Washington taxi drivers soon may have a new word in their job description: ambassador.
In his first interview since his appointment as interim chairman of the D.C. Taxicab Commission, Eric Rogers said professional cabbies must improve their customer service in order to compete with cheaper ride-hailing alternatives such as Uber, Lyft, and Sidecar.
“An ambassador is someone that can go from point A to point B without a GPS, who knows all the hot spots, the best restaurants … it’s the totality of the experience. So when you get into the cab, you are getting in with a professional,” Rogers said in an interview with WAMU 88.5. He was appointed to the job by Mayor Muriel Bowser (D) in early January and is awaiting confirmation by the D.C. Council.
When Uber hit the scene as the hottest new thing in personal transportation in late 2011, D.C.’s taxicab fleet — spread among numerous companies and independent owner-operators — was trying to escape its own the Dark Ages. Many cabs were old or dirty. Few accepted credit card payments, and service was considered unreliable.
Three years later, Washington taxis are in much better shape, having undergone a modernization program under the prior commission Chairman Ron Linton. Older vehicles are being phased out, and new vehicles have fresh paint jobs with the official red-and-gray color scheme. All cabs accept credit card payments and are easier to spot with patented dome lights.

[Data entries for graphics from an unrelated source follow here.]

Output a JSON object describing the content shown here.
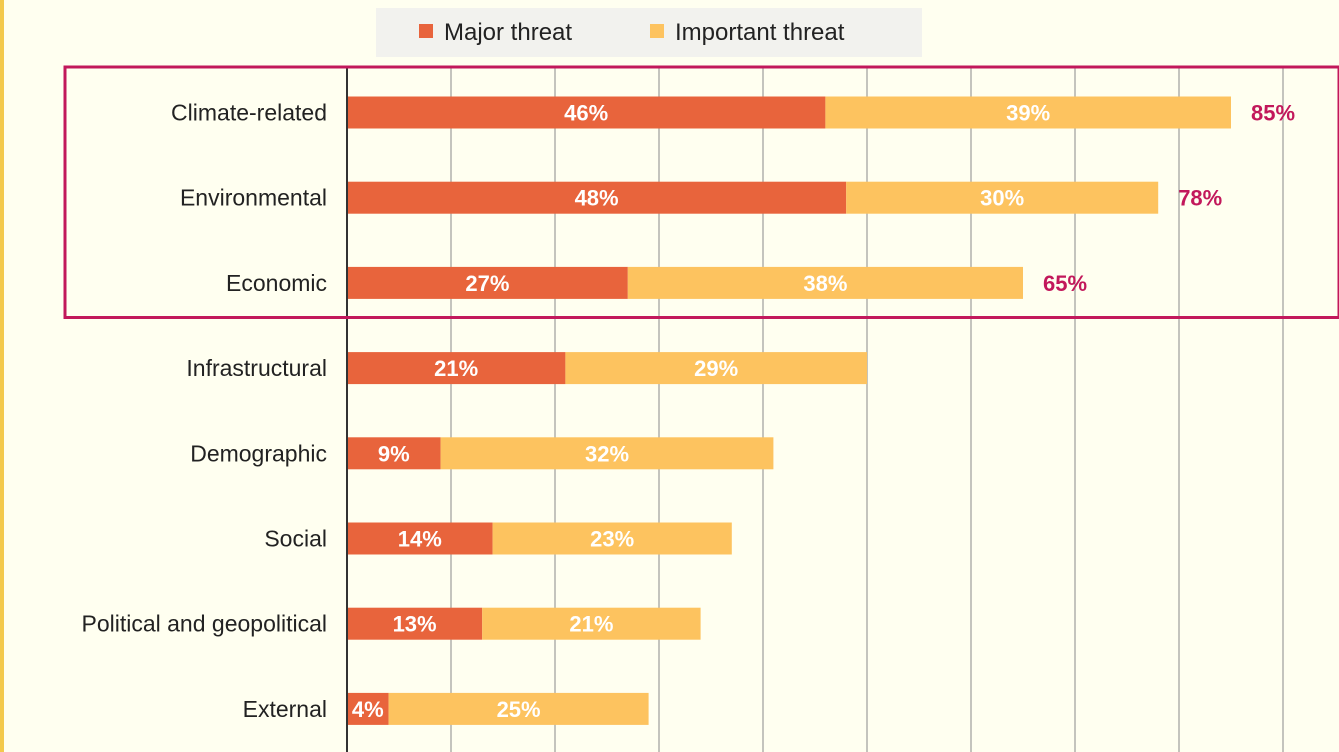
{
  "chart_data": {
    "type": "bar",
    "orientation": "horizontal",
    "stacked": true,
    "categories": [
      "Climate-related",
      "Environmental",
      "Economic",
      "Infrastructural",
      "Demographic",
      "Social",
      "Political and geopolitical",
      "External"
    ],
    "series": [
      {
        "name": "Major threat",
        "color": "#e8643c",
        "values": [
          46,
          48,
          27,
          21,
          9,
          14,
          13,
          4
        ]
      },
      {
        "name": "Important threat",
        "color": "#fdc35f",
        "values": [
          39,
          30,
          38,
          29,
          32,
          23,
          21,
          25
        ]
      }
    ],
    "value_labels": {
      "series": [
        [
          "46%",
          "48%",
          "27%",
          "21%",
          "9%",
          "14%",
          "13%",
          "4%"
        ],
        [
          "39%",
          "30%",
          "38%",
          "29%",
          "32%",
          "23%",
          "21%",
          "25%"
        ]
      ],
      "totals": [
        "85%",
        "78%",
        "65%"
      ]
    },
    "highlight": {
      "categories": [
        "Climate-related",
        "Environmental",
        "Economic"
      ],
      "color": "#c2185b"
    },
    "xlim": [
      0,
      95
    ],
    "grid": true,
    "legend_position": "top",
    "total_label_color": "#c2185b",
    "bar_label_color": "#ffffff"
  }
}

Rogers wants to continue the emphasis on improving the customer experience.
“The industry is realizing that it needs to change its business model. And it needs to better serve the residents and visitors to the District, and they are willing to step up and do that,” said Rogers, a lifelong D.C. resident whose background is in government licensing with the District’s consumer affairs department.
No longer ‘stagnant’
The rise of Uber, which has an unknown number of drivers on the streets of Washington competing for fares, has made it more difficult for regulated taxi drivers to earn a living. The District’s fleet over the past year and a half has dropped from about 7,000 to 5,700 active taxis, according to the taxicab commission.
Among Rogers’ priorities will be the successful launch of the District’s universal e-hail app. Beta testing is expected this spring.
“It has taken the private vehicles-for-hire [Uber] to come into the city and force this change, but I think in the end the change will be good for the consumer. The consumer will have more choices,” Rogers said.
“When things are stagnant, it is hard to see some of your failings. When Uber and the other private vehicle-for-hire companies came into the market, they snatched a lot of that business and the cabbies realized they needed to change. The industry realizes it needs to change,” he added. “I’d be more concerned as a driver or as a cab company with how to improve my own business to take business away from Uber, than with what Uber is doing to me.”
Rogers intends to launch an “ambassador training” program for new cab drivers and to place art work produced by local artists inside D.C. cabs.
“I’ve been in preliminary conversations with the Commission on Arts and Humanities about getting local artists’ work into the cabs, and I have also been made aware there are several cab drivers in the city who are great artists and would love to display their work.”
Pending his full confirmation by D.C. Council, Rogers plans to unveil other initiatives, including a plan to increase cab service to presently underserved neighborhoods east of the Anacostia River.